REMINDER Final exam will be on December 8 in EC1115 between 215-445pm. It is a comprehensive exam that includes the vibrations covered at the beginning of class and the system dynamics. You will be allowed to bring in 7 8.5 x 11 in sheets into the examination:

These sheets should be formula sheets only. Any sheets containing former exams of yours or others will be confiscated and you will forfeit the examination.

It is suggested that your 7 sheets contain

1 sheet on the elemental equations; 1 sheet with the transformer/transducer equations,

2 sheets on vibration related information; 2 sheet related to matrix/numerical methods

Please make sure you take care of your restroom needs before you start the exam. There will be NO bathroom breaks.

Bring a working calculator and backup battery. Turn off all cellphones, iPODs.

Come in and take alternate seats as we do with all exams.
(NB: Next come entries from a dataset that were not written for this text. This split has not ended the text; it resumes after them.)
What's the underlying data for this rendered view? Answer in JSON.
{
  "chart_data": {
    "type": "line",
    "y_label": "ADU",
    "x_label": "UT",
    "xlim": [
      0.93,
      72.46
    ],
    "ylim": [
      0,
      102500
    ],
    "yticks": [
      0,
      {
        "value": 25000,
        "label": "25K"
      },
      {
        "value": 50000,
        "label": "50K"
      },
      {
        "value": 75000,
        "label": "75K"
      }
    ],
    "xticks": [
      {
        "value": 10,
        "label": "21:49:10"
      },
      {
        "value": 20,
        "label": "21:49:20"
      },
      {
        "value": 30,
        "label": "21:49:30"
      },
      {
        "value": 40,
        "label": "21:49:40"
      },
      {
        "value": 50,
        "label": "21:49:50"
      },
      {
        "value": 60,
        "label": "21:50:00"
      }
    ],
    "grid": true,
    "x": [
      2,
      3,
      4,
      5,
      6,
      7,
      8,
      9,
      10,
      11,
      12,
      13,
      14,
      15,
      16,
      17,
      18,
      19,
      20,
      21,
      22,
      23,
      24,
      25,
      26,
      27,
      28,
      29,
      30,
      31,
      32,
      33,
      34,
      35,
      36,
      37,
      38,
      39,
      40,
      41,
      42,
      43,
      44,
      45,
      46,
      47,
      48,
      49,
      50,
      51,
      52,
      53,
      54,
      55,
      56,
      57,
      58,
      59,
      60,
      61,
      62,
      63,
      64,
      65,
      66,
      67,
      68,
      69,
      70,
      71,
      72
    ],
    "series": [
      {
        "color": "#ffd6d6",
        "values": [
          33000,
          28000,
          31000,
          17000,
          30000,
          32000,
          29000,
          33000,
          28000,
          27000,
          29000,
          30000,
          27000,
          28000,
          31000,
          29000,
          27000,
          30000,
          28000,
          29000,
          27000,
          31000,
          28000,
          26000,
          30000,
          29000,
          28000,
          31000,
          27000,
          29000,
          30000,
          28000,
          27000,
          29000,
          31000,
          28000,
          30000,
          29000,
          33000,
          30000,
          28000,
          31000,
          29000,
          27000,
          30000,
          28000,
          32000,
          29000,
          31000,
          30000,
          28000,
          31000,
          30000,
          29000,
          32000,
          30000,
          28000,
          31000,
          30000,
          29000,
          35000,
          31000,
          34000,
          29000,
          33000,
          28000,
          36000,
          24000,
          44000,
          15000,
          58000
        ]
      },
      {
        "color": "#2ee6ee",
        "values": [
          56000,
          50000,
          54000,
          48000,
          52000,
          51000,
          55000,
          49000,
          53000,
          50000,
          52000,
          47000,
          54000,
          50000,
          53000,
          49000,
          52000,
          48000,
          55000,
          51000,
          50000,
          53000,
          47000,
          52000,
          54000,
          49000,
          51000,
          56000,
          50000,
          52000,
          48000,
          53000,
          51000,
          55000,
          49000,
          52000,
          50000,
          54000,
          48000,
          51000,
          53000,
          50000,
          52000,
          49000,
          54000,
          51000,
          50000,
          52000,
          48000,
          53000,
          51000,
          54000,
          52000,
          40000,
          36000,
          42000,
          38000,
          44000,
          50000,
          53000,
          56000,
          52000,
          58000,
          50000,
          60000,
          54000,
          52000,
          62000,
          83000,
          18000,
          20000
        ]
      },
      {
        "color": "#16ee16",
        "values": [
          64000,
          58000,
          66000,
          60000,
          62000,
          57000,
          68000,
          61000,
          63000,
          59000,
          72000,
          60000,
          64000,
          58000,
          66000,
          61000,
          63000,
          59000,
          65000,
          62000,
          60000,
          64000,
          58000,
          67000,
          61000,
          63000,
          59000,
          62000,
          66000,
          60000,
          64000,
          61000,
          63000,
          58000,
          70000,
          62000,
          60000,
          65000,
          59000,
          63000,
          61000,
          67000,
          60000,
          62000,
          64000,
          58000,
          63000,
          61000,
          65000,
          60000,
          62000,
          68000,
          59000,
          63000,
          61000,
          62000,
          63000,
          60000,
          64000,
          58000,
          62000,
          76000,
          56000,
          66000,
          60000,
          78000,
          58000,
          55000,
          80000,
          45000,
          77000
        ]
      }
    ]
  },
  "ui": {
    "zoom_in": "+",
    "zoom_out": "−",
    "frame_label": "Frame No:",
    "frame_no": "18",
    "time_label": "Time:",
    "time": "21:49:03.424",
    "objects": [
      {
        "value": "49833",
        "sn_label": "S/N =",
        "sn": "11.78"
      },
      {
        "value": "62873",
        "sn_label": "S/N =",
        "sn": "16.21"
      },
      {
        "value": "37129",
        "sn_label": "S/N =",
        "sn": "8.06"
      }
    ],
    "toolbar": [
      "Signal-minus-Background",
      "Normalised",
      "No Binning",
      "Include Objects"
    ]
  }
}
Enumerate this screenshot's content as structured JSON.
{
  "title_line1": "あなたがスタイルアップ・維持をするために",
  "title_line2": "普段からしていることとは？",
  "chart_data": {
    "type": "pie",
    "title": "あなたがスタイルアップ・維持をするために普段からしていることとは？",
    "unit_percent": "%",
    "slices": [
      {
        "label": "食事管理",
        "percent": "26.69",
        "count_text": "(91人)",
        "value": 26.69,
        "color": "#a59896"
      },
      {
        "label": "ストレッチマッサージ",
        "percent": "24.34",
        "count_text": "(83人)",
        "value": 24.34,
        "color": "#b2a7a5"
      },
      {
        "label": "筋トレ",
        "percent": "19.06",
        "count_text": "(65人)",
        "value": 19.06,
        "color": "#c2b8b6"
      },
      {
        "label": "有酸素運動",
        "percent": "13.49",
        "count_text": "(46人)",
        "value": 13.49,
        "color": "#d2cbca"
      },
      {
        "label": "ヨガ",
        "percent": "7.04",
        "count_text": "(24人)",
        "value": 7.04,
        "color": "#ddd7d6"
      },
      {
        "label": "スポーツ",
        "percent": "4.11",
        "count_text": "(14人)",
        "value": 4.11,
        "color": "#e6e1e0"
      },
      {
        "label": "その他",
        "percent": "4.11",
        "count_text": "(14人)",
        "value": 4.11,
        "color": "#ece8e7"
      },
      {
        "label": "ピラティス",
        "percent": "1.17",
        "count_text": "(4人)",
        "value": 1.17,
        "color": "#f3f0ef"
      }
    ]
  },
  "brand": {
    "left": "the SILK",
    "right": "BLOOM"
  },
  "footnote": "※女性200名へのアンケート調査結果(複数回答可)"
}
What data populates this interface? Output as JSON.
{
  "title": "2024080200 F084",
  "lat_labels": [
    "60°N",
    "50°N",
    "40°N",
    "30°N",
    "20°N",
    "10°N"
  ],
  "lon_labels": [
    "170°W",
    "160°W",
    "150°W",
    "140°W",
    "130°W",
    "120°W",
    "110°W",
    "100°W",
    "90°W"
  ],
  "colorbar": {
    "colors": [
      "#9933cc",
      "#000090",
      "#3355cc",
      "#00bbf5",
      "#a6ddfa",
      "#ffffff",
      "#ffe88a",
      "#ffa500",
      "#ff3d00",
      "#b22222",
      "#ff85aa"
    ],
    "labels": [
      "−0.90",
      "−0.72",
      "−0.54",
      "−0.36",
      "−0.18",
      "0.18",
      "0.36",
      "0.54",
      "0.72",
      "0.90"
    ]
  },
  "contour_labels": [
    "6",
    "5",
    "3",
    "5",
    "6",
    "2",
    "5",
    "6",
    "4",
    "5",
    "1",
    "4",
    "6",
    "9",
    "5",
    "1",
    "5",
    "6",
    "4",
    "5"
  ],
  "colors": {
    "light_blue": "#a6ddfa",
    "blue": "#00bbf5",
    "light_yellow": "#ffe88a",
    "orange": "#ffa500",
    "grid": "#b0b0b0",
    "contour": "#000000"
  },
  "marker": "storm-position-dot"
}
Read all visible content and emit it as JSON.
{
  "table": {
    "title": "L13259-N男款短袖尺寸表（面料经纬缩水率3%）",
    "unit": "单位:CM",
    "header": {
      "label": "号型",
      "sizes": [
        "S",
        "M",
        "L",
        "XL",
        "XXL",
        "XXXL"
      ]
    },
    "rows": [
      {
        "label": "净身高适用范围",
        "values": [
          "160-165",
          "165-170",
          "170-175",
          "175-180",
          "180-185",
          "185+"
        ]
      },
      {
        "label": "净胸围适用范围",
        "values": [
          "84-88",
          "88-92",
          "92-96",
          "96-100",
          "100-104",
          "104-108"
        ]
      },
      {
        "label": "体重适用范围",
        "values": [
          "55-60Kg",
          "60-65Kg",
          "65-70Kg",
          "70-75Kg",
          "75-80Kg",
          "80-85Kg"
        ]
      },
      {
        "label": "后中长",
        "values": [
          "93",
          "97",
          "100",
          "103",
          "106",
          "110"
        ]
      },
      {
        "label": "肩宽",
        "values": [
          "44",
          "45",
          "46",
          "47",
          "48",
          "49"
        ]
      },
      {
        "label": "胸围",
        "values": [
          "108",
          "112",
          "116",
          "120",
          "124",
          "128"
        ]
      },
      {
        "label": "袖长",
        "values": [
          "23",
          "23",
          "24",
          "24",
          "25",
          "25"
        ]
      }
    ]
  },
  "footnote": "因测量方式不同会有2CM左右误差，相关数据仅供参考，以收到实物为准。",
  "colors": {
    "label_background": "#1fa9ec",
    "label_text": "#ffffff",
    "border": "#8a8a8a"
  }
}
Bring pens, pencils and erasers

I will provide exam and paper.

I will return your last exam on Friday 12/2 so that it will help you get ready for the final exam.

With respect to the sheet that you are allowed to bring into the exam in which you have your numerical methods formulas:

Please make sure you have the information for all the numerical methods we discussed either in class and/or in the numerical methods handout given in class, namely

1) Euler

2) Modified Euler

3) Runge-Kutta 2^nd order which is like the modified Euler

4) Runge-Kutta 2^nd order known as the midpoint method

5) Runge-Kutta 3^rd order

6) Runge-Kutta 4^th order

and how to use these methods if you have more than one state variable equation, as well.

In Lecture 28 we discussed and are discussing the solution of problem 9.23 in your books. Note that the solution is tending towards Vm =0.2 m/s which is the steady state solution of the problem due to the step increase to Vm=0.2 m/s that occurs at t=0+. and here is the solution graph. We also discussed the lever transformer (teeter-totter) when the fulcrum is at rest and when it is acted upon by a source. We discussed the linear graph of the two problems and answered some questions.

We will have a review class on 12/5 between 12-1pm in room EC1112.